人类 ether-à-go-go 相关基因 (hERG) K 通道在心脏复极中起重要作用,其功能障碍导致心室动作电位延长、长 QT 综合征和心律失常。因此,增强 hERG 通道功能的方法,如激活剂化合物,因其具有显著的治疗潜力而受到极大关注。阻碍通道失活的激活剂化合物会缩短动作电位时程 (APD),但存在过度矫正导致短 QT 综合征的风险。APD 过度矫正增加的风险可能会因激活剂诱导的不应期延长而缓和;然而,在整个器官系统中,关于 hERG 激活剂化合物对这些效应平衡的累积效应的研究尚缺乏。在这里,我们研究了一种 hERG 激活剂 RPR260243 的抗心律失常能力,该激活剂主要通过减慢离体斑马鱼心脏整体 ex vivo 中的失活动力学来增强通道功能。
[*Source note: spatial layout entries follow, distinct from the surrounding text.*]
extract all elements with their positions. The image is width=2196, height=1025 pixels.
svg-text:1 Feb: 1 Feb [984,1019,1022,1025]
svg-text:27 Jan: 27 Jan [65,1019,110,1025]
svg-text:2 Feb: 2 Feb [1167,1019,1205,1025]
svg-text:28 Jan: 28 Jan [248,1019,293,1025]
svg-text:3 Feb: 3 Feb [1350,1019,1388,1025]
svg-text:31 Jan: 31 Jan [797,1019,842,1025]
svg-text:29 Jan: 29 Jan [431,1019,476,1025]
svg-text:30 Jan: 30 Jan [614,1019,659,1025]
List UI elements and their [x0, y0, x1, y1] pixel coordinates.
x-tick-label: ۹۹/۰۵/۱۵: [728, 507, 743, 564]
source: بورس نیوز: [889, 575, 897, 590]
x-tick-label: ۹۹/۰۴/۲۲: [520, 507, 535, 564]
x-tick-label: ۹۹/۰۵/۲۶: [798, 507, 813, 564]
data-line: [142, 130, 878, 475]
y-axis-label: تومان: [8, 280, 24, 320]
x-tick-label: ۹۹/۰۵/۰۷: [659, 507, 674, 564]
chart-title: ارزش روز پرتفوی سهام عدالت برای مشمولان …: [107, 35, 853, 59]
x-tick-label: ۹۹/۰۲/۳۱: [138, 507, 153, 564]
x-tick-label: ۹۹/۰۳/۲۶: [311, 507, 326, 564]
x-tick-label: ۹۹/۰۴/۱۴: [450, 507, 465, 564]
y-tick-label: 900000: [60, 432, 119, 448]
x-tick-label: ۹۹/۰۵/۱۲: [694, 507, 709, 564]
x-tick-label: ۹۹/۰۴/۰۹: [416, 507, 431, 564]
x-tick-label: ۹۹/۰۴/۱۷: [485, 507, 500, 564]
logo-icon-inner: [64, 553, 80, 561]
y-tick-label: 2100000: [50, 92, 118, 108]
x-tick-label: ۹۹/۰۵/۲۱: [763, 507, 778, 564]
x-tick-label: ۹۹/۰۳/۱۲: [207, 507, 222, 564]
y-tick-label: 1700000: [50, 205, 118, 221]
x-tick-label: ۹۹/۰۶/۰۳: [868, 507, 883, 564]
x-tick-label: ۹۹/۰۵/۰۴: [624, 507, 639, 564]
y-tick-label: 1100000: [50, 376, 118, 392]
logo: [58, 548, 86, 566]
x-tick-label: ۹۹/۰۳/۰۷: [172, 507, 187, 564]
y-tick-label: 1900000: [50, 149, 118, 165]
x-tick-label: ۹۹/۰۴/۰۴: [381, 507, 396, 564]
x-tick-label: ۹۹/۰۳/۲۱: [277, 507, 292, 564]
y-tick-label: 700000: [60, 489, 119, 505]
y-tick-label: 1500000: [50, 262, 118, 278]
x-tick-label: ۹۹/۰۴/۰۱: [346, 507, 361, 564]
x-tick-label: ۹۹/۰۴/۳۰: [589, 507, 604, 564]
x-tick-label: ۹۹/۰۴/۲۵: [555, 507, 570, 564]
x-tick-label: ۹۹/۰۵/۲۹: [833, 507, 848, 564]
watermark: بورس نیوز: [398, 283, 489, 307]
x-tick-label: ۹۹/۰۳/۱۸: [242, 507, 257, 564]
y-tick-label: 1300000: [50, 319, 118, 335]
我们表明,RPR260243 缩短心室 APD、减少三角化并使电复极化曲线斜率变陡。此外,RPR260243 增加复极化后不应期。我们提供的证据表明,这种效应是由于 RPR260243 诱导的 hERG 通道保护性电流增强而引起的,该电流在复极化早期流动。最后,通过恢复多非利特诱导心律失常的心脏的正常节律,证明了 RPR260243 在整个器官斑马鱼心脏中的累积效应对心律失常的影响。这些在整体器官模型中的发现证明了既能改变 APD 又能改变不应期的 hERG 激活剂化合物的抗心律失常益处。此外,我们的结果表明,靶向减缓 hERG 通道失活和增强保护性电流可能提供一种有效的抗心律失常方法。hERG 通道功能障碍导致长 QT 综合征和心律失常。激活剂化合物因其治疗潜力而受到极大关注。我们使用整个器官斑马鱼心脏模型来证明 hERG 激活剂 RPR260243 的抗心律失常益处。该激活剂缩短了 APD 并增加了不应期,这两者的综合作用挽救了诱导的心室心律失常。我们的发现表明,RPR260243 激活剂引起的 hERG 通道失活的靶向减缓和保护性电流的增强可能提供一种有效的抗心律失常方法。